Die Aufmerksamkeitsdefizit-/Hyperaktivitätsstörung (ADHS) stellt eine in der Kindheit beginnende neurobiologische Entwicklungsverzögerung der Selbstregulation dar. Die Störung zeichnet sich durch Probleme mit Aufmerksamkeit, Impulsivität, den exekutiven Funktionen und manchmal auch Hyperaktivität aus.
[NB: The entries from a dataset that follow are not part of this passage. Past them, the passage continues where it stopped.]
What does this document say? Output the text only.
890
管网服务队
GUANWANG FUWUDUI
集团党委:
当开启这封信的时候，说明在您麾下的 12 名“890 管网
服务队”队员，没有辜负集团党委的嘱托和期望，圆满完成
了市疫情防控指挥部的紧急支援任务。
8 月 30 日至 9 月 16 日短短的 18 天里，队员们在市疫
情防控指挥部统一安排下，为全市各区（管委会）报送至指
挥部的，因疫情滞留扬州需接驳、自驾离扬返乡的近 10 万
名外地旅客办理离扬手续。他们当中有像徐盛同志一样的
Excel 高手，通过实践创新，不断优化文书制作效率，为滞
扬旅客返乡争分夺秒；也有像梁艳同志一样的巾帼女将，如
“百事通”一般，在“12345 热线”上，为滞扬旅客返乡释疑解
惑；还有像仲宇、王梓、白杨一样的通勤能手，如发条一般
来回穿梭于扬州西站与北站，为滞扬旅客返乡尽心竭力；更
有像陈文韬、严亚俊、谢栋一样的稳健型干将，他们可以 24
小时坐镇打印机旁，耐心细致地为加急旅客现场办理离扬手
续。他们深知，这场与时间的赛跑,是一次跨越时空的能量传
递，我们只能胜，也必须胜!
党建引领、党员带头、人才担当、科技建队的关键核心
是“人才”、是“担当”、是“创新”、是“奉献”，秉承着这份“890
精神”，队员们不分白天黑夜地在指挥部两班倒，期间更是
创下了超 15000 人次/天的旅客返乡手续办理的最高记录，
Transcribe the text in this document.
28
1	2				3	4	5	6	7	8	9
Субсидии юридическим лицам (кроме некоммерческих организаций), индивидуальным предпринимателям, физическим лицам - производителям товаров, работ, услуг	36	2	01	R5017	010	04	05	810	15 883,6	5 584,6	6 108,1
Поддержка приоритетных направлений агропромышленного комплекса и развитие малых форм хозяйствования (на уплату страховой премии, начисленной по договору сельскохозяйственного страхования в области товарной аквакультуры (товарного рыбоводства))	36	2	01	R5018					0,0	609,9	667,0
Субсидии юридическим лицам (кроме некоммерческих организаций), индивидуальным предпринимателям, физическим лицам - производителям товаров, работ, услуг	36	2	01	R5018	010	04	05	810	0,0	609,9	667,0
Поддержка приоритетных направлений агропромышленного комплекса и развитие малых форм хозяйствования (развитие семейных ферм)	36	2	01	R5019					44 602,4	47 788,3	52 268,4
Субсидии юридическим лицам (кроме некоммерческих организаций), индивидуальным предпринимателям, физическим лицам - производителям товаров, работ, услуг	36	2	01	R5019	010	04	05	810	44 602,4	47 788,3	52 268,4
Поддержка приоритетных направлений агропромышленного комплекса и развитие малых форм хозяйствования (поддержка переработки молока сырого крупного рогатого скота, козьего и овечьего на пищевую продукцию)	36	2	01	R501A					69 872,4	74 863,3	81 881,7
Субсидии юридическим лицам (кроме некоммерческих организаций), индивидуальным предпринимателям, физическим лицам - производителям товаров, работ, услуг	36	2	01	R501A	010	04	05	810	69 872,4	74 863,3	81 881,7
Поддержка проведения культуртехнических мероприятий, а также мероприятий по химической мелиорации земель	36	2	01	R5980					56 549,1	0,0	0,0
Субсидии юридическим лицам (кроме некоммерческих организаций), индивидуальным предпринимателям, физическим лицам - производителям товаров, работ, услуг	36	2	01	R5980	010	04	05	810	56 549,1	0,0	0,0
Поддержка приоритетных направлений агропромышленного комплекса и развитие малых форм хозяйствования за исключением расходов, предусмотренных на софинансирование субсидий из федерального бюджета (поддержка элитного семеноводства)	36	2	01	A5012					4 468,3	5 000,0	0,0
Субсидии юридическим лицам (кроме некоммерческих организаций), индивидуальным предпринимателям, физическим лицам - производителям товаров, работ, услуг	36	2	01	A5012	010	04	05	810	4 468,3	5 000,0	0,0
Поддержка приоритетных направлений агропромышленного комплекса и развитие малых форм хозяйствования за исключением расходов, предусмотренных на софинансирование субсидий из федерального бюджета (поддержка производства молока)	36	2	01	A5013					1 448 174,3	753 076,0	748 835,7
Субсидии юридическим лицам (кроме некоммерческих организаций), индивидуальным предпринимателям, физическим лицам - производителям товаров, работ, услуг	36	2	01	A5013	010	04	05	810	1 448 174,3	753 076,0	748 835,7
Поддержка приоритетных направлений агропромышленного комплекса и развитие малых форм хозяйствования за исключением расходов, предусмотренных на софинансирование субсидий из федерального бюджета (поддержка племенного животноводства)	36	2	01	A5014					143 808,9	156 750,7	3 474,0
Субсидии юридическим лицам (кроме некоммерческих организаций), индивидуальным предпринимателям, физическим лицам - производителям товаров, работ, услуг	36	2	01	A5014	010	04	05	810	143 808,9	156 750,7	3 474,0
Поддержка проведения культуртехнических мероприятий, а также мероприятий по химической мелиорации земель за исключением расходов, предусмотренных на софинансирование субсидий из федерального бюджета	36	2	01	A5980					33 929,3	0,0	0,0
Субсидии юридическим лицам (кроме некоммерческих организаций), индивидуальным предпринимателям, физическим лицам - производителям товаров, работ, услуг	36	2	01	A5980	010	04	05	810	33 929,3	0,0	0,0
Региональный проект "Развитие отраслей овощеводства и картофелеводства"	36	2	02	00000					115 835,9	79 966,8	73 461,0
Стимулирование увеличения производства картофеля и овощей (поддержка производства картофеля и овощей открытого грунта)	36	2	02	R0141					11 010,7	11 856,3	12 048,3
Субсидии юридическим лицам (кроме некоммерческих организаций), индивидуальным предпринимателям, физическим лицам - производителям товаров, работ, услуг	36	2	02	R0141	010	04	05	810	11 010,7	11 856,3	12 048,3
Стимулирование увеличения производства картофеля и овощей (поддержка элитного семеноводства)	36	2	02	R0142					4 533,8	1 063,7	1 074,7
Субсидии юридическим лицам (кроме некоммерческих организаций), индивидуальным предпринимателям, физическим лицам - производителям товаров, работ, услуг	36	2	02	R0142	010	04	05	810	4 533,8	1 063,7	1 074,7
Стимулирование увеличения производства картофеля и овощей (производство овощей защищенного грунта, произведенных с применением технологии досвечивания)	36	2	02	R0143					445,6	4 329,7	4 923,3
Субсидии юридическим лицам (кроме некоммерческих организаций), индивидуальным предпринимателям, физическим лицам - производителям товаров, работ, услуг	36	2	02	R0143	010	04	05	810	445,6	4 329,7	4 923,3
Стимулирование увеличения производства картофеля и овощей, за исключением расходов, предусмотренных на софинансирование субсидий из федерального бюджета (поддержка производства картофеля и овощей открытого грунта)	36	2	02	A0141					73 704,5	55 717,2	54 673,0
Die Diagnosekriterien für ADHS bei Kindern und Erwachsenen sind im Wesentlichen gleich. Voraussetzung für eine Diagnose im Erwachsenenalter ist jedoch, dass die Symptome schon im Alter von unter 12 Jahren begonnen haben und seitdem chronisch vorhanden sind. Die Verbreitung von ADHS unter Erwachsenen beträgt nach einer Vielzahl von Studien in mehreren Erdteilen ca. 2,5 %; diese Werte werden aber noch als vorläufig betrachtet.[1]

Die adulte Form der Störung wurde erst in den 1990er Jahren verstärkt beachtet. Damals zeigten Langzeitstudien immer deutlicher, dass – anders als ursprünglich angenommen – ADHS häufig nicht im Erwachsenenalter verschwindet. Die daraufhin einsetzende Forschung ergab, dass auch im Erwachsenenalter meist noch in so vielen Lebensbereichen Beeinträchtigungen fortbestanden, dass eine Diagnose weiterhin gerechtfertigt erschien.[2] Entdeckt wurde ADHS bei Erwachsenen jedoch weitaus früher: Bereits 1980 war dafür im DSM-III die Kategorie „ADD Residual Type“ enthalten.[3]

Verbreitung

Im Gegensatz zur Verbreitung bei Kindern und Jugendlichen gibt es bei Erwachsenen erst vorläufige Abschätzungen (Stand Februar 2016). Nach einer Metaanalyse von 2009 betrug sie 2,5 %,[4] nach einer anderen, doppelt so umfangreichen, jedoch mit Daten überwiegend junger Erwachsener unter 25 Jahren, von 2012 dagegen 5 %.[5]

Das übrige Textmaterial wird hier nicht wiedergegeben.